Giles memoir a surprise success


The appetite among sports books fans for more tales of Leeds United shows no sign of being satisfied.

At least six notable additions to the biggest single-club genre after Manchester United appeared during 2010.  The failure of Anthony Clavane’s excellent Promised Land, a superb personal history of the Elland Road club, to make the William Hill prize contenders suggested the appeal of the subject might be in decline but the chart of the year’s best-sellers contradicts that theory.

Trailing behind only Kenny Dalglish’s latest memoirs and Patrick Barclay’s biography of Sir Alex Ferguson is the life story of the former Leeds midfield supremo, Johnny Giles.

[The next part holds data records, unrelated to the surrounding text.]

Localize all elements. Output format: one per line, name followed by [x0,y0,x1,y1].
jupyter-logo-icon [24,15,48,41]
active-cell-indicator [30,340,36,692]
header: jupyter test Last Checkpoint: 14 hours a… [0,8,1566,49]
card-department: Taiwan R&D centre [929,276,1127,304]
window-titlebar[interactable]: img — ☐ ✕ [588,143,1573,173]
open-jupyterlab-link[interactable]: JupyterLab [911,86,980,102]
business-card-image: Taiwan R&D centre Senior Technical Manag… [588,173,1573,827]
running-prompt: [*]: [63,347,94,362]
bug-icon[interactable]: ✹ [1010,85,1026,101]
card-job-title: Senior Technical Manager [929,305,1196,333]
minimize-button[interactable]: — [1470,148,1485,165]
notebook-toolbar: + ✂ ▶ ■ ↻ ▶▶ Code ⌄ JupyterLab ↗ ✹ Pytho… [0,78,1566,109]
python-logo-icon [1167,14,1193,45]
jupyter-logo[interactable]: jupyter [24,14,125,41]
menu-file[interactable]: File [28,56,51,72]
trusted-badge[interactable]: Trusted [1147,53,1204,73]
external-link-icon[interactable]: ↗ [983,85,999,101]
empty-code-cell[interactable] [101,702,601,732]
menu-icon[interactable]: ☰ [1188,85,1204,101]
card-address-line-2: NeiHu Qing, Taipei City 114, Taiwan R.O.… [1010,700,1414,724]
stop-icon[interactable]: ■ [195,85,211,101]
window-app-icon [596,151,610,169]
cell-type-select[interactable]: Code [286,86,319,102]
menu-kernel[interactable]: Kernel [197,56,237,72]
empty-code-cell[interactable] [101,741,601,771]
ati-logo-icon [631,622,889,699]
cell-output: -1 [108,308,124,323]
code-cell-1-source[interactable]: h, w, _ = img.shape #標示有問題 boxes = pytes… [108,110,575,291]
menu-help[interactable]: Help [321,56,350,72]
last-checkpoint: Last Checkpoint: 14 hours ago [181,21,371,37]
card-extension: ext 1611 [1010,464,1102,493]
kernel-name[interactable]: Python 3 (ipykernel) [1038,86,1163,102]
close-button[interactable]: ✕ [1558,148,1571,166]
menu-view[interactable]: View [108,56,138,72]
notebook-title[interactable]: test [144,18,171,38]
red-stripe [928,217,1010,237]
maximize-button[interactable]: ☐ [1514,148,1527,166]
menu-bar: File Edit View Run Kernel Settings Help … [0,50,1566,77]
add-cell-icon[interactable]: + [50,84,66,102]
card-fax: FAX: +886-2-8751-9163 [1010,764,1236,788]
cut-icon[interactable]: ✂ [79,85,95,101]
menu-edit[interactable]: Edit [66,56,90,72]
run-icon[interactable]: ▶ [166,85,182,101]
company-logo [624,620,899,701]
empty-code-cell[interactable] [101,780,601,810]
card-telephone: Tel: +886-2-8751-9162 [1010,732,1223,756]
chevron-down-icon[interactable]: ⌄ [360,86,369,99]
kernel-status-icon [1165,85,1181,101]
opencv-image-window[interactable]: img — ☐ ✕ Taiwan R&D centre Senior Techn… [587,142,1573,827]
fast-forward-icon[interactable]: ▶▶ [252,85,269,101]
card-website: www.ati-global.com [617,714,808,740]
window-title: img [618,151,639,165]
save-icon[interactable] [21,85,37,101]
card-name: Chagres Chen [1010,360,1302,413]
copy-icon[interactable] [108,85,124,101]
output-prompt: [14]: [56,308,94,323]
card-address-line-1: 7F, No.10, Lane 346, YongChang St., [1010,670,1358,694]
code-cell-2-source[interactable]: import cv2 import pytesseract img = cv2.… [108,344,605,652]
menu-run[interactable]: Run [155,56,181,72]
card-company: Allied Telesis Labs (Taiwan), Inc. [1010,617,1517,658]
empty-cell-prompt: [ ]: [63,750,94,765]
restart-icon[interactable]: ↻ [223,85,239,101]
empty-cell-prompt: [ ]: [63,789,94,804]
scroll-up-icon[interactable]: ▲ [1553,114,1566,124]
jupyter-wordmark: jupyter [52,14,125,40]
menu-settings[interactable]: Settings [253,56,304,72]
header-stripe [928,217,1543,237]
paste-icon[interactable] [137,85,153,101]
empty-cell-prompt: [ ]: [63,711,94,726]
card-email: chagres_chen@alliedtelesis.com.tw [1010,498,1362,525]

Giles, of course, was the lynchpin of the Don Revie team that continues to divide opinion and which by doing so has kept interest alive for so long.  The little Irishman who partnered Billy Bremner in the ‘engine room’ of the Leeds team at its peak himself has had to live with two reputations, remembered by some as one of the finest midfield orchestrators the game has seen but by others as the cynical on-field agent for Revie’s desire to win at all costs, a footballer who would wreck an opponent’s ankle ligaments as readily as he would hit a pinpoint 50-yard pass.

John Giles: A Football Man - My Autobiography is an attempt to set the record straight, at least in terms of how he sees himself.  It is written with honesty, not pretending that the darker side of his game is entirely a myth but pointing out that Revie’s Leeds team evolved at a time when every successful club had its enforcers, from Ron Harris at Chelsea and Jimmy Gabriel at Everton to Arsenal’s Peter Storey.

So much has been written about the Revie era that much of the ground Giles covers is familiar but his recollections are relevant as coming right from the heart of the story. He is particularly strong on the Brian Clough episode, railing against at the fictionalised account of Clough’s 44 days as manager that brought so much kudos to novelist David Peace but revealing a certain sympathy for Clough’s insecurity.